Animal studies show that time of day matters a lot in viral replication. Mice infected with a virus right before the rest phase (e.g. bedtime) had a 10-fold greater viral replication than the mice infected at the start of their active phase. Additionally, mice with a core circadian rhythm gene knocked-out have a higher viral replication load, day or night.[ref]
The best thing for healthy people to prevent COVID-19 symptoms may end up being to avoid social activities at night and go to bed at a reasonable hour.
Jet-lag also messes with your circadian rhythm and increases your susceptibility to viruses. Animal studies on jet-lag clearly show increased susceptibility to viral bronchitis and increased replication of the virus.[ref] A similar circadian disruption occurs when people stay up later than usual, exposed to bright lights — or are switching over to working nights (such as health care workers). Read more about circadian rhythm and immune function.
A vitamin D blood test is your best bet for knowing your levels, and spending some time out in the sun should help to boost your levels if needed.
What about vitamin D as a supplement? A recent cell line study tested a variety of known drugs and other compounds against SARS-CoV2. The study found several known prescription drugs (with major side-effects) as well as calcitriol, a synthetic form of vitamin D3, were possibly effective against SARS-CoV2. Calcitriol stood out as being effective in several different types of cells, including nasal epithelial cells. Plus, it is inexpensive and safe.[pre-print ref]
Released at night from the pineal gland, melatonin is vital to the immune system. Research studies on sepsis show that melatonin may be beneficial for reducing excessive cytokine production and restoring mitochondrial function. Many animal studies show that melatonin enhances immune function prior to stimulation, and it may also tamp down an excessive immune system response.[ref][ref][ref][ref]
You can boost your own body’s production of melatonin by eliminating exposure to light in the blue wavelengths at night. Light at night (at 480nm, blue light) triggers a receptor in the retina causing melatonin production to be dampened. Either turn off electronics/lights or wear blue light blocking glasses. Both will increase your endogenous melatonin production.

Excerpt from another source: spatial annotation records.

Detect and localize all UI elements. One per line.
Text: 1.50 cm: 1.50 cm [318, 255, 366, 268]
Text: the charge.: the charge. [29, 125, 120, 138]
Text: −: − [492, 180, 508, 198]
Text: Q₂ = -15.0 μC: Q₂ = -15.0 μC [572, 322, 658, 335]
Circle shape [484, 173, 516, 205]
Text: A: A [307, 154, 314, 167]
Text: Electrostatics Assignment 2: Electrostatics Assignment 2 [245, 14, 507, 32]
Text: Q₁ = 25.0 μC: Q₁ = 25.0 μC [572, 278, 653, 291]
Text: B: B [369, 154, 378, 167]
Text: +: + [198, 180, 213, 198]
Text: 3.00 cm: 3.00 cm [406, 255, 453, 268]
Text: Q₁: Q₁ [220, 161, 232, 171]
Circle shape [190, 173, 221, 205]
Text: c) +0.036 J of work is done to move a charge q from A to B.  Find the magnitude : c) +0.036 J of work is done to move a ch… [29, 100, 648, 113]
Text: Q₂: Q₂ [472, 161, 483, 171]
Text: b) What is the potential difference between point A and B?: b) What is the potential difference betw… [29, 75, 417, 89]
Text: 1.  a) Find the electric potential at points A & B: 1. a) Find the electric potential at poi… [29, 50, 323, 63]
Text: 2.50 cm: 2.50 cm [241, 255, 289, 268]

Will supplemental melatonin help? Quite a few researchers are suggesting that melatonin supplements are a good idea for combating COVID. Some suggest that supplemental melatonin be used as a prophylaxis by everyone to prevent COVID-19.[ref][ref] There is currently a clinical trial underway to determine the effectiveness of supplemental melatonin.[ref]
Dual histamine blockers (more severe cases):
Zyrtec plus Pepcid: The hyperactive inflammatory response in severe COVID-19 patients was battled with cetirizine (Zyrtec) and famotidine (Pepcid) in a hospital-based study. The results showed that the percentage of patients on ventilators and the mortality rate was lower for the patients (n=110) on the dual histamine blockade… but there was no official placebo group for comparison.[pre-print ref]
Why would this work? Blocking the histamine response should reduce the overactive inflammatory cascade. Histamine, a signaling molecule, is released by mast cells in response to pathogens (or allergens), but histamine also acts as a signal to trigger other mast cells to degranulate – thus worsening the overall inflammatory cascade.